…Да. Одна порода. И никуда не денешься. Один к одному. Как клеймёные. Только я был брошен с двумя детьми. С погодками. Шести и семи лет. А так один к одному. Всё верно. Что Ноговицин, что Новосёлов. Глаз милиционера. Глаз-ватерпас. И лейтенант Григорьев свой был. И Стрелков. Да не один. Абсолютно верно. Одна порода. Чего ж тут трепыхаться. За версту видно. Колодки ведь клеймёные. Счастливые неудачники, толкущиеся возле порога. Всё точно…
Спинки сидений жёстко тряслись, растрясывались до громкой стукотни, до лихорадки. Автобус опять был полупустой, восьмичасовой, последний. Константин Иванович трясся на переднем боковом, как баба детей, одерживал руками свои сумки. Ногой старался подрулить к себе упрыгивающий рюкзак. По грейдеру после Черниковки шофёр гнал не на шутку. Где-то сзади всё время тарабахалось пустое ведро. Какого-то пьяного вдруг стало кидать по заднему сидению как строительные леса. Пока не укинуло, не рассыпало где-то внизу. Две пожилые женщины пытались говорить, но рты прихлопывали. Как тайны. Как свой молчок. Хотелось и смеяться, и плакать. Давно давило за грудиной, покалывало сердце. Давно перекидывал во рту таблетку, боясь прикусить язык. А автобус… уже бил, бил по ухабам. Да что же это такое! Константин Иванович привстал, постучал в выгнутое оргстекло. И тут же улетел на место. Пригнувшийся шофёр даже не обернулся. Пригнувшийся шофёр решил разбить автобус вдребезги.
Побросав сумки, не обращая внимания на скачущий рюкзак, Константин Иванович раскинулся, вцепившись левой рукой в штангу, а правой за спинку сиденья. С тоской смотрел за поля вдаль. Хоть там не трясло. Как будто бы уснувшие дневные шрапнели, ушли к закату вечерние лохматенькие облачка. И там же, вдали, солнце трепетало в чёрном тополе, как мёрзнущая потонувшая лампадка…

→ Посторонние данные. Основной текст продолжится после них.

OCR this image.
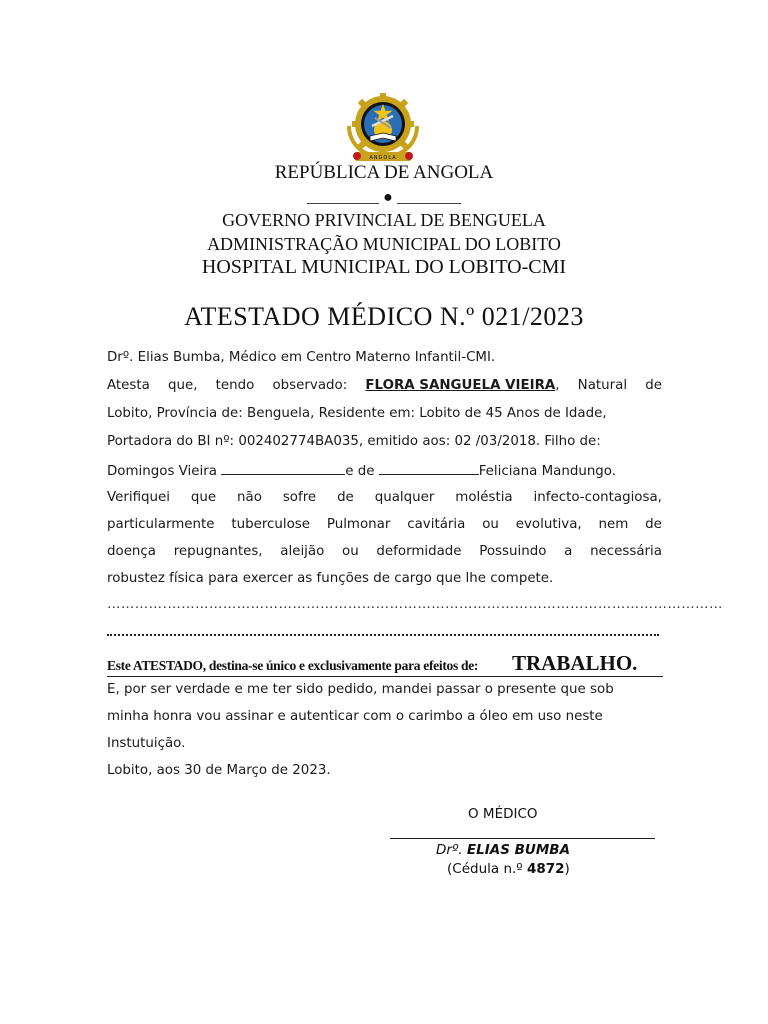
ANGOLA
REPÚBLICA DE ANGOLA
_________ ● ________
GOVERNO PRIVINCIAL DE BENGUELA
ADMINISTRAÇÃO MUNICIPAL DO LOBITO
HOSPITAL MUNICIPAL DO LOBITO-CMI
ATESTADO MÉDICO N.º 021/2023
Drº. Elias Bumba, Médico em Centro Materno Infantil-CMI.
Atesta que, tendo observado: FLORA SANGUELA VIEIRA, Natural de
Lobito, Província de: Benguela, Residente em: Lobito de 45 Anos de Idade,
Portadora do BI nº: 002402774BA035, emitido aos: 02 /03/2018. Filho de:
Domingos Vieira	e de	Feliciana Mandungo.
Verifiquei que não sofre de qualquer moléstia infecto-contagiosa,
particularmente tuberculose Pulmonar cavitária ou evolutiva, nem de
doença repugnantes, aleijão ou deformidade Possuindo a necessária
robustez física para exercer as funções de cargo que lhe compete.
………….…………………………………………………………………………………………………………
Este ATESTADO, destina-se único e exclusivamente para efeitos de: TRABALHO.
E, por ser verdade e me ter sido pedido, mandei passar o presente que sob
minha honra vou assinar e autenticar com o carimbo a óleo em uso neste
Instutuição.
Lobito, aos 30 de Março de 2023.
O MÉDICO
Drº. ELIAS BUMBA
(Cédula n.º 4872)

Он торопился по щербатой площади, окружённой кирпичными низкорослыми лабазами. Выдыхал в красное небо голубей, как реденькую сажу, обезглавленный собор. Из ещё открытой пивной пьяницы выходили на крыльцо, как из кузницы. С лицами – как с горнами. Глаза выхватывали почему-то всё это. Стремились унести с собой, запомнить.
Пройдя площадь, он так же торопливо шёл, оступался в узкой, по-вечернему сильно притемнённой улице, старался глядеть под ноги, солнце между домами мешало, цеплялось как репей. Впереди, в перекрестье двух улиц вдруг увидел женщину и мальчишку. Они стояли рука за руку в низкой лаве солнца… Заторопился к ним с сумками, неуклюже побежал. Они тоже увидели его, заспешили навстречу. А он уже шёл, всё замедляя и замедляя шаг. Таращился на них, как на маяки. Хватался за узел галстука, бросив одну сумку. Уже серый, без воздуха. Ноги его стали вдруг лёгкими, снялись с земли и, мучительно, медленно запрокидываясь, он полетел в рассыпающийся и плотнящийся чёрный пух, рассыпающийся и плотнящийся, взмахивая второй сумкой, осыпаясь апельсинами…
…он помнил, как знакомился с ней. Тридцать шесть лет назад. Она протянула ему очень узкую упругую руку. «Виктория». Протянула – как хлыст. Словно чтобы он потрогал и оценил. И он потрогал и оценил. «Очень приятно познакомиться. Костя…»
7. На празднике жизни
Михаил Яковлевич Абрамишин на рассвете уже беспокоился, не спал. Нужно было выпроваживать, знаете ли. Трепетными пальцами он поглаживал её жиденькие мелкозавитые волосы, которые на ощупь были прохладными, вчера, перед свиданием, видимо, вымытые шампунем. Господи, разве могут эти жалкие волосишки произвести впечатление на мужчину? Разве могут? Он жалел её. Он жалел её до слёз. Как родитель её. Как отец. Он жалел сейчас всех некрасивых женщин на свете. Как своих дочерей. И её вот тоже, и её! С мгновенно вылупившимися глазами он тут же устанавливал её на тахте. Сжимал зубы, закидывал голову. Со слетевшим за ухо зачёсом, как Соловей-разбойник с длинным жёлтым свистом.